Il importerait aussi de distinguer la taille des villes, leur intensité, disait G. Simmel, leur urbanité ou leur ruralité. On ne marche pas avec les mêmes sens et les mêmes émotions à Paris ou à Berlin, à Hambourg ou à Brest, à Saint-Dié ou Bamberg. De même leur proximité de la mer, de la montagne, d’un fleuve, d’un lac, alimente une tonalité des lieux, une ambiance. Leurs résonances ne sont pas les mêmes2, un magnétisme se dégage de certains lieux auquel les piétons ou les flâneurs sont plus ou moins sensibles. Il faudrait en outre distinguer les saisons, et au-delà les jours de pluie ou de soleil, le froid ou la chaleur, qui entrainent des modifications sensibles de la présence au monde et donc de la sensorialité.
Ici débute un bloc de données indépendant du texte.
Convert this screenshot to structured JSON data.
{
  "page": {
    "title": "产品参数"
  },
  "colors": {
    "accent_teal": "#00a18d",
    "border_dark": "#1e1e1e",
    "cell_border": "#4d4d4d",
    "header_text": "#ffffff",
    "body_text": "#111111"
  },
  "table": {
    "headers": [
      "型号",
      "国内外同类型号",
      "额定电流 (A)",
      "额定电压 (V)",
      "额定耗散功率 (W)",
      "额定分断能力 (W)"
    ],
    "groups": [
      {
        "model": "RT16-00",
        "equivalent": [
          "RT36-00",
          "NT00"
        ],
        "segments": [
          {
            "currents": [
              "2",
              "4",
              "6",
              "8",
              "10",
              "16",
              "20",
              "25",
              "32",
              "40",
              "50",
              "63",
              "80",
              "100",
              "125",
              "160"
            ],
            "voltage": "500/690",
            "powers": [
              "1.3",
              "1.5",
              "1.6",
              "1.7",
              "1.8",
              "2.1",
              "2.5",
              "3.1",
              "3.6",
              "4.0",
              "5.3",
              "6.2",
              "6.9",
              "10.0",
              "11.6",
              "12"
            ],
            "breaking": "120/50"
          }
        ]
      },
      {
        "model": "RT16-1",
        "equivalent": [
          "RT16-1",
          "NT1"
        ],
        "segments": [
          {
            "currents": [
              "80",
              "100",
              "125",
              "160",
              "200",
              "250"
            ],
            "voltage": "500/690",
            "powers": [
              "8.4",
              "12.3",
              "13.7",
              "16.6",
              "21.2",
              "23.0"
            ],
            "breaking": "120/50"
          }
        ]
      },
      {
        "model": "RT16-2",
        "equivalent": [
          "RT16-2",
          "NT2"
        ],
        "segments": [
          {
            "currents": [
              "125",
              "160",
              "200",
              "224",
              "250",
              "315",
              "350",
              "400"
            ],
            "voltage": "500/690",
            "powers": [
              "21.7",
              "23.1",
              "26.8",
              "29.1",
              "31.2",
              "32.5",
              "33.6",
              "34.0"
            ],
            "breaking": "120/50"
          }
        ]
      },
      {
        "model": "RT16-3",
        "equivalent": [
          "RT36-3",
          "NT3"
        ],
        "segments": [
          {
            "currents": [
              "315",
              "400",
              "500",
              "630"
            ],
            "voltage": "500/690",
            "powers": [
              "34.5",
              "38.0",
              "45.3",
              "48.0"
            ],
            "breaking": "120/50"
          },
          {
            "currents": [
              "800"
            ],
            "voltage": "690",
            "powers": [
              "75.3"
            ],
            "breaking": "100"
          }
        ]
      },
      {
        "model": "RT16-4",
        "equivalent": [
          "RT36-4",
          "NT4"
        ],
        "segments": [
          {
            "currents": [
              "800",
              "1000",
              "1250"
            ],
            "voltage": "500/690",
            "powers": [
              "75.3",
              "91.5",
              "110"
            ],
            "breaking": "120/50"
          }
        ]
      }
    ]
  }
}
Vivant ces derniers jours les rues de petites villes toscanes sous la chaleur, j’ai ressenti une immense ouverture au monde, une détente, que partageaient manifestement les touristes et les passants, tous devenus flâneurs, vêtus avec légèreté, sans crainte des regards ou du froid, souriants, attentifs...

L’expérience sensorielle de la ville se décline selon le mode de déplacement, le rythme d’appropriation des rues. Le piéton qui va à son travail n’est pas dans la même ambiance que le flâneur ou la personne sans abri. Le cycliste est dans une autre dimension de la ville. Quant à l’automobiliste, il est dans sa bulle d’isolation sensorielle, centré sur lui-même et ne voit son environnement qu’en termes de mobilité et de sécurité. En un mot, chaque mode de locomotion invente sa géographie propre mais qui se décline au masculin ou au féminin, en âge, en disponibilité, etc. Souvent les grandes villes sont marquées d’une effervescence que G. Simmel observait déjà à Berlin en parlant de « l’intensification de la vie nerveuse, qui résulte du changement rapide et ininterrompu des impressions externes et internes3 ». Ce tourbillon sensoriel émousse les sens, et rend le citadin plus indifférent à ce qui ne lui est pas utile, alimentant ce « caractère blasé » afin de se défendre de trop de stimulations.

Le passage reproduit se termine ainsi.